Cour d’appel de Paris, le 8 mars 2012, n°10/069167

La société était cliente d’une banque. Son dirigeant s’était porté caution personnelle et solidaire des concours accordés à la société par deux engagements distincts. Le premier, de portée générale, garantissait les sommes dues au titre du compte courant dans la limite de 325 000 euros. Le second, spécifique, couvrait un prêt à hauteur de 50% de son encours. Après la liquidation judiciaire de la société, la banque a poursuivi le dirigeant en paiement sur le fondement de ces cautions. Par jugement du 4 mars 2010, le Tribunal de commerce de Paris a condamné le dirigeant au paiement des sommes réclamées. Celui-ci a interjeté appel, soutenant notamment la nullité du cautionnement général pour fraude aux conditions d’une garantie publique et la disproportion de ses engagements au regard de sa situation patrimoniale. Par arrêt du 8 mars 2012, la Cour d’appel de Paris a rejeté l’ensemble des moyens et confirmé le jugement.

La question de droit était de savoir si un engagement de caution de portée générale, souscrit parallèlement à une garantie publique limitative, pouvait être annulé pour fraude. Il s’agissait également d’apprécier si cet engagement était manifestement disproportionné aux biens et revenus du caution, au sens de l’article L. 341-4 du code de la consommation. La Cour a écarté la fraude et jugé la disproportion non établie, confirmant ainsi la validité des cautionnements.

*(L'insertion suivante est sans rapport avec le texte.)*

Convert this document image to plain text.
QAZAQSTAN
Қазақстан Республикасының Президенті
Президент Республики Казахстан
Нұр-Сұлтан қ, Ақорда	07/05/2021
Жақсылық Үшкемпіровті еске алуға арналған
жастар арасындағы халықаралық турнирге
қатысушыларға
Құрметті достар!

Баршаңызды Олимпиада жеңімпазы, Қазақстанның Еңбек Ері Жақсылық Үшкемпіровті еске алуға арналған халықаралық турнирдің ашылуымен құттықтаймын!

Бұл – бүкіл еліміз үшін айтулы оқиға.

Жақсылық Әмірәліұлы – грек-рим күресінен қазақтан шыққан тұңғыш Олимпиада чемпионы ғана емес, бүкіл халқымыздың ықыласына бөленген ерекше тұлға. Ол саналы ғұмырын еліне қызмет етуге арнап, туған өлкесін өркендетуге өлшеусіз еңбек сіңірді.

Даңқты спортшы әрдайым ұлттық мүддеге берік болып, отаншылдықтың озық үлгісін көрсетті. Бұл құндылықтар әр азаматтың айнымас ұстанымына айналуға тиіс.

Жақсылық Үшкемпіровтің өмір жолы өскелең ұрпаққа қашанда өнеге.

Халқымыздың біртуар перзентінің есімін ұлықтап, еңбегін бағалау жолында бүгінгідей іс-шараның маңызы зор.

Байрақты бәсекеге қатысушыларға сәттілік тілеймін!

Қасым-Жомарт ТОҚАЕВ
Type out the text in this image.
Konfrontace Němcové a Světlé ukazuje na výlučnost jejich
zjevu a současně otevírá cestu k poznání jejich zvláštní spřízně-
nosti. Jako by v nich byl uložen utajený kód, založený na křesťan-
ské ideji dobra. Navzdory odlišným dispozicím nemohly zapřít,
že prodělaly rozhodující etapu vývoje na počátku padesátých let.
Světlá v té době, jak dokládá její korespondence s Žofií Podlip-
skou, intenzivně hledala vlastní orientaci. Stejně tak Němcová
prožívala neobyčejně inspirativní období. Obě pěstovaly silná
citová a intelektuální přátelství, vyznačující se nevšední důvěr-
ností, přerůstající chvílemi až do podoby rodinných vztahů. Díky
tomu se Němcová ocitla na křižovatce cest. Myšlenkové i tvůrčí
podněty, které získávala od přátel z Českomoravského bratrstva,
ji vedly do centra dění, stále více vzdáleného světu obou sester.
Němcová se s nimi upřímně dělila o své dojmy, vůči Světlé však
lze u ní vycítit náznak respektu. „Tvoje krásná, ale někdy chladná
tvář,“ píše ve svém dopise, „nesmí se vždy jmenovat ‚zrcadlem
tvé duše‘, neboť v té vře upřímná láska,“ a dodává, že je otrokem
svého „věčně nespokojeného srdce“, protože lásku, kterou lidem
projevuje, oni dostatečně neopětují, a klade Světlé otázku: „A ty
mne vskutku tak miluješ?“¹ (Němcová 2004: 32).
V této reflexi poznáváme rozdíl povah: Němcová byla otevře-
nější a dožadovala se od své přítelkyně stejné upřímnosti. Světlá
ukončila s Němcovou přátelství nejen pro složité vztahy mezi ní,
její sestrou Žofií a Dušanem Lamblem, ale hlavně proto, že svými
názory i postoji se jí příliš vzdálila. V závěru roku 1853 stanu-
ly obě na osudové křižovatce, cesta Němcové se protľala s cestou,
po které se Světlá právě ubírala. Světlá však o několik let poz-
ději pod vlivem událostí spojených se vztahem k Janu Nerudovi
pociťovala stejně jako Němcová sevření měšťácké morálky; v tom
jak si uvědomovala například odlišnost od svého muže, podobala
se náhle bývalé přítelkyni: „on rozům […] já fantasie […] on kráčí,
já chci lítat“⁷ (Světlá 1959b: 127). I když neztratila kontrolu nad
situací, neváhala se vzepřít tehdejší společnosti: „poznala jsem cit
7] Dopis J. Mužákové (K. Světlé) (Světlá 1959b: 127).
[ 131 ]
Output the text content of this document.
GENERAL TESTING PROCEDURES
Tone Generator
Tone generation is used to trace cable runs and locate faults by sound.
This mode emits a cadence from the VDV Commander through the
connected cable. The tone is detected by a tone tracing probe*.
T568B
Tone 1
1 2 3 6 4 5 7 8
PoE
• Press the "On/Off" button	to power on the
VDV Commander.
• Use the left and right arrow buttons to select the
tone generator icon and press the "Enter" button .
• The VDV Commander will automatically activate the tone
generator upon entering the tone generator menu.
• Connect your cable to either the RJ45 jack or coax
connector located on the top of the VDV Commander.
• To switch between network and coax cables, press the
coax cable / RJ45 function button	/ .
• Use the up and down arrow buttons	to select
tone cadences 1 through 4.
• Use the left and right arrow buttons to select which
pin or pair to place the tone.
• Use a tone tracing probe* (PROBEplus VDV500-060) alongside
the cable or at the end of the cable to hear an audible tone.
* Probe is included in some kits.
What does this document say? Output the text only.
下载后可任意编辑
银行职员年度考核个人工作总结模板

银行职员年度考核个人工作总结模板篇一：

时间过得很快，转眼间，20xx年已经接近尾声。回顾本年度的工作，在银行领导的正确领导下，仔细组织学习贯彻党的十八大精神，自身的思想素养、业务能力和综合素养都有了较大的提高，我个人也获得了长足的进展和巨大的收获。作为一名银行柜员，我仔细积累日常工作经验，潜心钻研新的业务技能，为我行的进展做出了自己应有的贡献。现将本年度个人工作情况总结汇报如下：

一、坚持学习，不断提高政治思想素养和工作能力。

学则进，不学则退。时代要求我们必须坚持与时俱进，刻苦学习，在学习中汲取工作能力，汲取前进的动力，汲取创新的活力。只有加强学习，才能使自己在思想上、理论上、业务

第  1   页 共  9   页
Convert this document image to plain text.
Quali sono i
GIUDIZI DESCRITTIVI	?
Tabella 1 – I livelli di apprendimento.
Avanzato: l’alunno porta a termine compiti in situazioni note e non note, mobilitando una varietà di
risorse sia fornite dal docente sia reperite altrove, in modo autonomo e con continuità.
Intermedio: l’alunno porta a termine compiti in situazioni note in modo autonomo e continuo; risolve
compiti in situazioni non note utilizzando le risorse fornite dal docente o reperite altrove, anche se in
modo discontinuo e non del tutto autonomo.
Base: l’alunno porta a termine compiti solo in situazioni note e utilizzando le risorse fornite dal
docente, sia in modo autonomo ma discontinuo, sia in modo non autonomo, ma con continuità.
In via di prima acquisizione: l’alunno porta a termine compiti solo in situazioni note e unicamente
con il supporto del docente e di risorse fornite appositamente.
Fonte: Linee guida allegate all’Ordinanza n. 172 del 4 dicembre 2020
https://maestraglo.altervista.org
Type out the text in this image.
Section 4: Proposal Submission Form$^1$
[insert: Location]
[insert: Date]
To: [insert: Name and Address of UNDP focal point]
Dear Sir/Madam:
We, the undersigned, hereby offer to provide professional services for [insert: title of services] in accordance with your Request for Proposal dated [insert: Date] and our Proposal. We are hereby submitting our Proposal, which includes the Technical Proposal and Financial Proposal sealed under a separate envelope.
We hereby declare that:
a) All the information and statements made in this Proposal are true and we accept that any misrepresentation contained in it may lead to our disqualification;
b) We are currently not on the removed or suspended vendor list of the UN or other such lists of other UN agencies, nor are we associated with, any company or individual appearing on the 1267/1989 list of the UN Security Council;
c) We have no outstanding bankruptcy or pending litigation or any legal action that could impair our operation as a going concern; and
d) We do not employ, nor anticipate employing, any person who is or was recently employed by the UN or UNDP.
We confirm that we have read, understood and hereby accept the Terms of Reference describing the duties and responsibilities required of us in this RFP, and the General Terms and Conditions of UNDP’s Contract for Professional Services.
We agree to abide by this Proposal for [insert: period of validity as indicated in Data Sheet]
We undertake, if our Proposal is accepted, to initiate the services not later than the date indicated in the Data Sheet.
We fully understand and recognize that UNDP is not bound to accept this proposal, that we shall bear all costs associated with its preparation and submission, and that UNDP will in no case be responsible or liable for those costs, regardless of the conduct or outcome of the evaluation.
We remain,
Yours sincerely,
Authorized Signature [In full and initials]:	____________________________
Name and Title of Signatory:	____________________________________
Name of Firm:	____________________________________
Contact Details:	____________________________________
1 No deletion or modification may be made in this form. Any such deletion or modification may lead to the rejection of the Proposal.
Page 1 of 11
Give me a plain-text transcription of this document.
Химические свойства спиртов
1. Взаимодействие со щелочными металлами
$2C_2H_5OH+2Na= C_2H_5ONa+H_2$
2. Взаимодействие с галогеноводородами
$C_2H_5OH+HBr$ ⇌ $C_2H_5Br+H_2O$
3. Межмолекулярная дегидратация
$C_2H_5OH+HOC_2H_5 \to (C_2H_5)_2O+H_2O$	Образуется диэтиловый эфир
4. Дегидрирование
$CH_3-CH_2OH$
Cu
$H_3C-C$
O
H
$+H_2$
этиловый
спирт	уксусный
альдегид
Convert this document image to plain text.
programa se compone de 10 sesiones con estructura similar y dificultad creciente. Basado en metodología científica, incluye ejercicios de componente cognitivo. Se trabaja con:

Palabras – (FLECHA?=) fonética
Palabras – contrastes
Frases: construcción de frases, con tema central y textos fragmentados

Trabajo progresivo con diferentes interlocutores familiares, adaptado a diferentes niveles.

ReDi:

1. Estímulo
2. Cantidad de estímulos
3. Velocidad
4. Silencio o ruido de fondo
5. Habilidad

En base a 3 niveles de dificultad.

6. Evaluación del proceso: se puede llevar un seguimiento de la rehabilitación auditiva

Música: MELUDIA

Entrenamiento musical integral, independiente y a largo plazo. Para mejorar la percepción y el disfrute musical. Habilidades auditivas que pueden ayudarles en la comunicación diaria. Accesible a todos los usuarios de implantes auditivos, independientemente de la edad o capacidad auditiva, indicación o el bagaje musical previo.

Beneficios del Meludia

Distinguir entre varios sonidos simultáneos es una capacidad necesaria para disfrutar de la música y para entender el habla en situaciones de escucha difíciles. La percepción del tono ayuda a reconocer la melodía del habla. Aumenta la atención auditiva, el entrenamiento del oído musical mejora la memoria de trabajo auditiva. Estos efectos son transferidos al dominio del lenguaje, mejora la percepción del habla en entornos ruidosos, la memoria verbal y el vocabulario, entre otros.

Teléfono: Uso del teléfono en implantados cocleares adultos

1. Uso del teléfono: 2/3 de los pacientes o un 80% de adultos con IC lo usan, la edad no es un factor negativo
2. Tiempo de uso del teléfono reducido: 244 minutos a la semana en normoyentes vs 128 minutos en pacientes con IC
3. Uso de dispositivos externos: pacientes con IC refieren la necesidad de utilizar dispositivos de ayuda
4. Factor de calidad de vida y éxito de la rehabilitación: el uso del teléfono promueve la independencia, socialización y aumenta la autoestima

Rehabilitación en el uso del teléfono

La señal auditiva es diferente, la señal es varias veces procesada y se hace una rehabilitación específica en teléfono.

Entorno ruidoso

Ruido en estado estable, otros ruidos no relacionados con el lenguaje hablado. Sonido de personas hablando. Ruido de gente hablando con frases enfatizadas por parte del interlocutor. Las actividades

La Cour d’appel de Paris affirme le principe de l’autonomie des engagements de caution et en précise les conditions de validité au regard de l’exigence de proportionnalité.

**L’affirmation de l’autonomie des engagements de caution**

La Cour écarte d’abord l’argument d’une fraude aux conditions d’une garantie publique. Le caution soutenait que l’engagement général avait pour objet principal de contourner les règles d’Oseo Sofaris, qui limitait la caution personnelle à 50% du prêt. La Cour relève que le cautionnement contesté couvrait le découvert en compte courant et “toutes sommes qui demeureraient impayées par la société”. Elle constate que le découvert “n’était pas constitué uniquement par les échéances du prêt”, lequel ne représentait qu’une partie des mouvements du compte. Dès lors, “il n’est absolument pas démontré que l’objectif principal de la banque aurait été de détourner les conditions d’obtention de la garantie”. Cet examen strict de la cause de l’engagement permet de distinguer la garantie d’un prêt spécifique de celle d’un compte courant. Il consacre l’autonomie des différents actes de cautionnement souscrits par une même personne.

La Cour rappelle ensuite l’effet novatoire des écritures en compte courant. Elle rejette la demande de déduction des échéances du prêt du montant garanti par le cautionnement général, car “elles doivent être prises en compte en application de l’effet novatoire des écritures en compte courant”. Cette solution est classique. Elle empêche le caution de fragmenter artificiellement la dette garantie. Elle assure la cohérence du système des cautions multiples en préservant l’étendue de l’engagement le plus large. La banque pouvait légitimement invoquer le cautionnement général pour des sommes liées au prêt, dès lors qu’elles avaient été intégrées au compte courant.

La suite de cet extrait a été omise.